Los Angeles-based electric vehicle startup Canu, which debuted at the Nasdaq Public Exchange earlier this year, is being investigated by the US Securities and Exchange Commission, a few months after its merger with special-purpose acquisition company Hennessy Capital Acquisition Corp. after.
The investigation is extensive, covering Hennessy’s initial public offering and merger with the company’s recent departures from some executives, as well as the company’s operations, business model, revenue, revenue strategy, customer agreements, earnings and other related topics . For the quarterly earnings report posted on Monday. Canu came to know about the investigation on 29 April. Canu’s stock price fell more than 3% in the hours after its first quarter earnings were released.
“The SEC has also informed the company that the investigation does not mean that it has concluded that someone has violated the law, and does not mean that it is negative about any person, institution or security Is of opinion. We intend to provide the requested information and fully cooperate in the SEC investigation, “Canu noted in the regulatory filing. Kanu said he does not consider investigations or other lawsuits to be important to his business.
The SEC investigation follows a string of executive departures, changes to some key pieces of its business model, the loss of a major automotive partnership and at least one lawsuit brought by shareholders. And this is the only activity from the year before.
Canoo debuted as Evelozcity in 2017, founded by former Faraday Future executives Stephen Kruse and Ulrich Kranz. The company rebranded as Canu in spring 2019 and debuted its first vehicle several months later. It was the first vehicle, as well as Canu’s plan to offer it as a subscription only, which attracted the attention of investors, companies and media. Last year, Hyundai announced a partnership with Canu for co-development of EVs, but according to comments made by the company’s president, the company was said to be changing its business model and not offering engineering services to other automakers The deal broke down in early 2021 after the decision was made. Now CEO Tony Aquila on the call of investors in March.
Canu retains a number of executive departures, including co-founder and CEO Kranz, general counsel Andrew Wolston, CFO Paul Balsiunas, and head of powertrain development. Kruse, who was the company’s first CEO, stepped down in August 2019. Last month, Kanu was also named as a defendant in two class-action complaints filed by shareholders.
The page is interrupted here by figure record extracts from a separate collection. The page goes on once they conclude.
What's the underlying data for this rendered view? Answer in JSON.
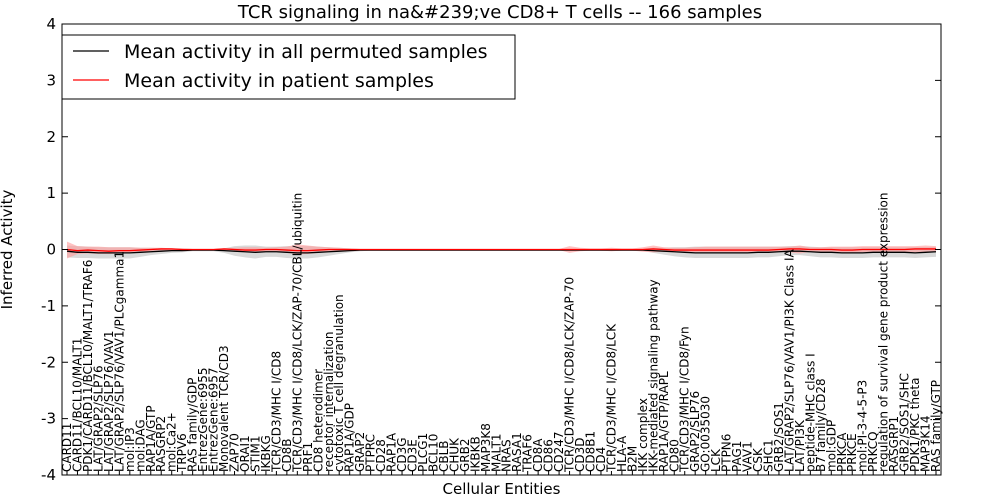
{
  "chart_data": {
    "type": "line",
    "title": "TCR signaling in na&#239;ve CD8+ T cells -- 166 samples",
    "xlabel": "Cellular Entities",
    "ylabel": "Inferred Activity",
    "ylim": [
      -4,
      4
    ],
    "yticks": [
      -4,
      -3,
      -2,
      -1,
      0,
      1,
      2,
      3,
      4
    ],
    "grid": false,
    "legend_position": "top-left",
    "categories": [
      "CARD11",
      "CARD11/BCL10/MALT1",
      "PDK1/CARD11/BCL10/MALT1/TRAF6",
      "LAT/GRAP2/SLP76",
      "LAT/GRAP2/SLP76/VAV1",
      "LAT/GRAP2/SLP76/VAV1/PLCgamma1",
      "mol:IP3",
      "mol:DAG",
      "RAP1A/GTP",
      "RASGRP2",
      "mol:Ca2+",
      "TRPV6",
      "RAS family/GDP",
      "EntrezGene:6955",
      "EntrezGene:6957",
      "Monovalent TCR/CD3",
      "ZAP70",
      "ORAI1",
      "STIM1",
      "IKBKG",
      "TCR/CD3/MHC I/CD8",
      "CD8B",
      "TCR/CD3/MHC I/CD8/LCK/ZAP-70/CBL/ubiquitin",
      "PRF1",
      "CD8 heterodimer",
      "receptor internalization",
      "cytotoxic T cell degranulation",
      "RAP1A/GDP",
      "GRAP2",
      "PTPRC",
      "CD28",
      "RAP1A",
      "CD3G",
      "CD3E",
      "PLCG1",
      "BCL10",
      "CBLB",
      "CHUK",
      "GRB2",
      "IKBKB",
      "MAP3K8",
      "MALT1",
      "NRAS",
      "RASA1",
      "TRAF6",
      "CD8A",
      "CD86",
      "CD247",
      "TCR/CD3/MHC I/CD8/LCK/ZAP-70",
      "CD3D",
      "CD8B1",
      "CD4",
      "TCR/CD3/MHC I/CD8/LCK",
      "HLA-A",
      "B2M",
      "IKK complex",
      "IKK-mediated signaling pathway",
      "RAP1A/GTP/RAPL",
      "CD80",
      "TCR/CD3/MHC I/CD8/Fyn",
      "GRAP2/SLP76",
      "GO:0035030",
      "LCK",
      "PTPN6",
      "PAG1",
      "VAV1",
      "CSK",
      "SHC1",
      "GRB2/SOS1",
      "LAT/GRAP2/SLP76/VAV1/PI3K Class IA",
      "LAT/PI3K",
      "peptide-MHC class I",
      "B7 family/CD28",
      "mol:GDP",
      "PRKCA",
      "PRKCE",
      "mol:PI-3-4-5-P3",
      "PRKCQ",
      "regulation of survival gene product expression",
      "RASGRP1",
      "GRB2/SOS1/SHC",
      "PDK1/PKC theta",
      "MAP3K14",
      "RAS family/GTP"
    ],
    "series": [
      {
        "name": "Mean activity in all permuted samples",
        "color": "#000000",
        "values": [
          -0.03,
          -0.05,
          -0.05,
          -0.06,
          -0.06,
          -0.06,
          -0.06,
          -0.05,
          -0.04,
          -0.03,
          -0.02,
          -0.02,
          -0.01,
          -0.01,
          -0.01,
          -0.02,
          -0.03,
          -0.04,
          -0.05,
          -0.04,
          -0.04,
          -0.05,
          -0.06,
          -0.06,
          -0.05,
          -0.04,
          -0.03,
          -0.02,
          -0.01,
          -0.01,
          -0.01,
          -0.01,
          -0.01,
          -0.01,
          -0.01,
          -0.01,
          -0.01,
          -0.01,
          -0.01,
          -0.01,
          -0.01,
          -0.01,
          -0.01,
          -0.01,
          -0.01,
          -0.01,
          -0.01,
          -0.01,
          -0.01,
          -0.01,
          -0.01,
          -0.01,
          -0.01,
          -0.01,
          -0.01,
          -0.01,
          -0.02,
          -0.03,
          -0.04,
          -0.05,
          -0.06,
          -0.06,
          -0.06,
          -0.06,
          -0.06,
          -0.06,
          -0.05,
          -0.05,
          -0.04,
          -0.03,
          -0.03,
          -0.04,
          -0.05,
          -0.05,
          -0.06,
          -0.06,
          -0.06,
          -0.05,
          -0.05,
          -0.05,
          -0.05,
          -0.06,
          -0.05,
          -0.04
        ]
      },
      {
        "name": "Mean activity in patient samples",
        "color": "#ff0000",
        "values": [
          0.0,
          -0.02,
          -0.01,
          -0.02,
          -0.03,
          -0.02,
          -0.02,
          -0.01,
          0.0,
          0.01,
          0.01,
          0.0,
          0.0,
          0.0,
          0.0,
          0.01,
          0.0,
          -0.01,
          -0.01,
          0.0,
          0.0,
          -0.01,
          -0.02,
          -0.02,
          -0.01,
          0.0,
          0.0,
          0.0,
          0.0,
          0.0,
          0.0,
          0.0,
          0.0,
          0.0,
          0.0,
          0.0,
          0.0,
          0.0,
          0.0,
          0.0,
          0.0,
          0.0,
          0.0,
          0.0,
          0.0,
          0.0,
          0.0,
          0.0,
          0.0,
          0.0,
          0.0,
          0.0,
          0.0,
          0.0,
          0.0,
          0.0,
          0.01,
          0.0,
          -0.01,
          -0.01,
          -0.01,
          -0.01,
          -0.01,
          -0.01,
          -0.01,
          -0.01,
          -0.01,
          -0.01,
          0.0,
          0.01,
          0.01,
          0.0,
          0.0,
          0.0,
          -0.01,
          -0.01,
          0.0,
          0.0,
          0.0,
          0.0,
          0.0,
          0.01,
          0.01,
          0.01
        ]
      }
    ],
    "bands": [
      {
        "of_series": "Mean activity in all permuted samples",
        "fill": "#cccccc",
        "upper": [
          0.07,
          0.06,
          0.05,
          0.04,
          0.04,
          0.04,
          0.04,
          0.03,
          0.03,
          0.02,
          0.02,
          0.02,
          0.01,
          0.01,
          0.01,
          0.02,
          0.06,
          0.07,
          0.07,
          0.05,
          0.05,
          0.06,
          0.06,
          0.06,
          0.05,
          0.04,
          0.03,
          0.02,
          0.01,
          0.01,
          0.01,
          0.01,
          0.01,
          0.01,
          0.01,
          0.01,
          0.01,
          0.01,
          0.01,
          0.01,
          0.01,
          0.01,
          0.01,
          0.01,
          0.01,
          0.01,
          0.01,
          0.01,
          0.01,
          0.01,
          0.01,
          0.01,
          0.01,
          0.01,
          0.01,
          0.01,
          0.03,
          0.03,
          0.04,
          0.04,
          0.05,
          0.05,
          0.05,
          0.05,
          0.05,
          0.05,
          0.05,
          0.05,
          0.05,
          0.06,
          0.06,
          0.05,
          0.04,
          0.04,
          0.04,
          0.04,
          0.04,
          0.04,
          0.04,
          0.04,
          0.04,
          0.04,
          0.04,
          0.04
        ],
        "lower": [
          -0.14,
          -0.15,
          -0.15,
          -0.16,
          -0.16,
          -0.16,
          -0.16,
          -0.13,
          -0.1,
          -0.08,
          -0.06,
          -0.05,
          -0.03,
          -0.03,
          -0.03,
          -0.06,
          -0.11,
          -0.14,
          -0.16,
          -0.13,
          -0.13,
          -0.15,
          -0.16,
          -0.16,
          -0.14,
          -0.11,
          -0.08,
          -0.05,
          -0.03,
          -0.02,
          -0.02,
          -0.02,
          -0.02,
          -0.02,
          -0.02,
          -0.02,
          -0.02,
          -0.02,
          -0.02,
          -0.02,
          -0.02,
          -0.02,
          -0.02,
          -0.02,
          -0.02,
          -0.02,
          -0.02,
          -0.02,
          -0.02,
          -0.02,
          -0.02,
          -0.02,
          -0.02,
          -0.02,
          -0.02,
          -0.02,
          -0.06,
          -0.09,
          -0.12,
          -0.14,
          -0.15,
          -0.15,
          -0.15,
          -0.15,
          -0.15,
          -0.15,
          -0.14,
          -0.14,
          -0.12,
          -0.1,
          -0.1,
          -0.12,
          -0.14,
          -0.14,
          -0.15,
          -0.15,
          -0.15,
          -0.14,
          -0.14,
          -0.14,
          -0.14,
          -0.15,
          -0.14,
          -0.13
        ]
      },
      {
        "of_series": "Mean activity in patient samples",
        "fill": "#ff9999",
        "upper": [
          0.14,
          0.06,
          0.05,
          0.05,
          0.04,
          0.04,
          0.04,
          0.03,
          0.03,
          0.03,
          0.02,
          0.02,
          0.01,
          0.01,
          0.01,
          0.02,
          0.03,
          0.04,
          0.04,
          0.03,
          0.04,
          0.05,
          0.09,
          0.07,
          0.05,
          0.04,
          0.03,
          0.02,
          0.01,
          0.01,
          0.01,
          0.01,
          0.01,
          0.01,
          0.01,
          0.01,
          0.01,
          0.01,
          0.01,
          0.01,
          0.01,
          0.01,
          0.01,
          0.01,
          0.01,
          0.01,
          0.01,
          0.01,
          0.06,
          0.03,
          0.02,
          0.02,
          0.03,
          0.02,
          0.02,
          0.04,
          0.07,
          0.04,
          0.03,
          0.03,
          0.04,
          0.05,
          0.05,
          0.05,
          0.05,
          0.05,
          0.05,
          0.05,
          0.05,
          0.05,
          0.07,
          0.04,
          0.04,
          0.05,
          0.05,
          0.05,
          0.06,
          0.06,
          0.06,
          0.06,
          0.06,
          0.06,
          0.07,
          0.06
        ],
        "lower": [
          -0.16,
          -0.08,
          -0.07,
          -0.08,
          -0.08,
          -0.07,
          -0.06,
          -0.05,
          -0.03,
          -0.02,
          -0.02,
          -0.02,
          -0.01,
          -0.01,
          -0.01,
          -0.02,
          -0.04,
          -0.05,
          -0.05,
          -0.03,
          -0.04,
          -0.06,
          -0.09,
          -0.08,
          -0.06,
          -0.04,
          -0.03,
          -0.02,
          -0.01,
          -0.01,
          -0.01,
          -0.01,
          -0.01,
          -0.01,
          -0.01,
          -0.01,
          -0.01,
          -0.01,
          -0.01,
          -0.01,
          -0.01,
          -0.01,
          -0.01,
          -0.01,
          -0.01,
          -0.01,
          -0.01,
          -0.01,
          -0.06,
          -0.03,
          -0.02,
          -0.02,
          -0.03,
          -0.02,
          -0.02,
          -0.04,
          -0.05,
          -0.04,
          -0.05,
          -0.05,
          -0.05,
          -0.05,
          -0.05,
          -0.05,
          -0.05,
          -0.05,
          -0.05,
          -0.05,
          -0.04,
          -0.05,
          -0.07,
          -0.04,
          -0.05,
          -0.05,
          -0.06,
          -0.06,
          -0.05,
          -0.05,
          -0.05,
          -0.05,
          -0.06,
          -0.05,
          -0.05,
          -0.04
        ]
      }
    ]
  }
}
Between the executive exit and the business axis, the company has managed to reduce its quarterly losses despite increasing R&D expenditure and no revenue. The company reported a net loss of $ 15.2 million, or 7 cents per share, in the first quarter on Monday, compared with a loss of $ 30.9 million, or 37 cents per share, in the year-ago period. The company said it ended the quarter with $ 641.9 million in cash and equivalents.